Source:
APPentagon Buys New Uniforms, Armored Vehicles From Recently Reopened Factories in Iraq
03-28-2007 5:40 PM
By PAULINE JELINEK, Associated Press Writer
WASHINGTON (Associated Press) -- In an Iraq jobs program, the Pentagon has helped reopen three factories shuttered after the 2003 invasion, seeding the ground by buying uniforms and armored vehicles for its Iraqi allies from two of them.
Reopening state-owned factories that produced everything from cement to buses for Saddam Hussein's regime is among efforts President Bush hopes will boost the economy and help salvage a violent Iraq. His strategy of increasing troops there to try to calm violence is meant to buy the Iraqi government time to move forward on political reconciliation and reconstruction.

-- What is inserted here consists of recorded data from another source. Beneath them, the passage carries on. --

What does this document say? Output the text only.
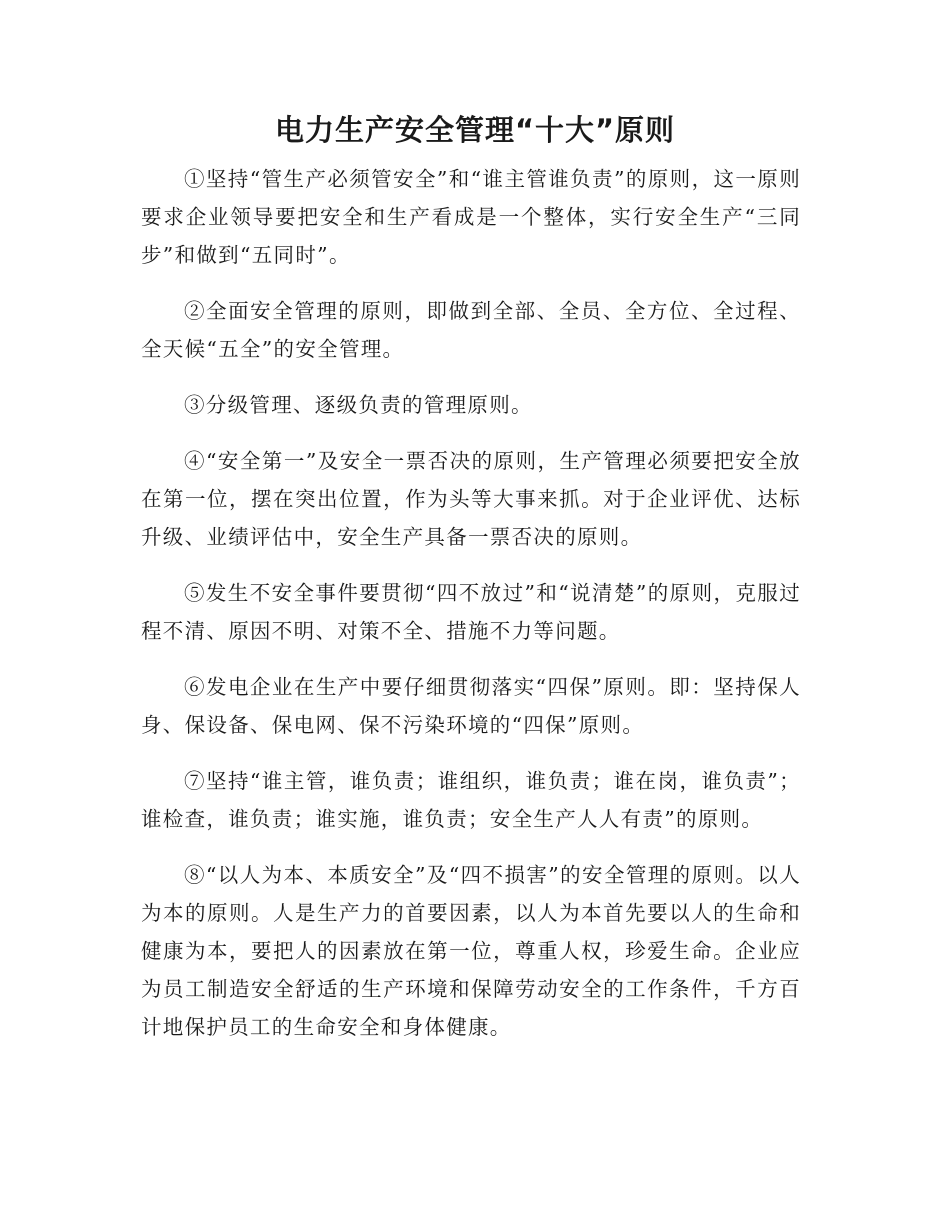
电力生产安全管理“十大”原则

①坚持“管生产必须管安全”和“谁主管谁负责”的原则，这一原则要求企业领导要把安全和生产看成是一个整体，实行安全生产“三同步”和做到“五同时”。

②全面安全管理的原则，即做到全部、全员、全方位、全过程、全天候“五全”的安全管理。

③分级管理、逐级负责的管理原则。

④“安全第一”及安全一票否决的原则，生产管理必须要把安全放在第一位，摆在突出位置，作为头等大事来抓。对于企业评优、达标升级、业绩评估中，安全生产具备一票否决的原则。

⑤发生不安全事件要贯彻“四不放过”和“说清楚”的原则，克服过程不清、原因不明、对策不全、措施不力等问题。

⑥发电企业在生产中要仔细贯彻落实“四保”原则。即：坚持保人身、保设备、保电网、保不污染环境的“四保”原则。

⑦坚持“谁主管，谁负责；谁组织，谁负责；谁在岗，谁负责”；谁检查，谁负责；谁实施，谁负责；安全生产人人有责”的原则。

⑧“以人为本、本质安全”及“四不损害”的安全管理的原则。以人为本的原则。人是生产力的首要因素，以人为本首先要以人的生命和健康为本，要把人的因素放在第一位，尊重人权，珍爱生命。企业应为员工制造安全舒适的生产环境和保障劳动安全的工作条件，千方百计地保护员工的生命安全和身体健康。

In a program started nearly a year ago, the Defense Department has reopened a large textile factory in Najaf by buying uniforms for Iraqi soldiers and police that the U.S. has been training and has reopened a vehicle factory south of Baghdad by buying armored vehicles, said Paul Brinkley, deputy undersecretary of defense in charge of Pentagon business modernization efforts. He has been running the program.
Officials helped find other customers for the third restarted factory, in Ramadi, which makes ceramic products.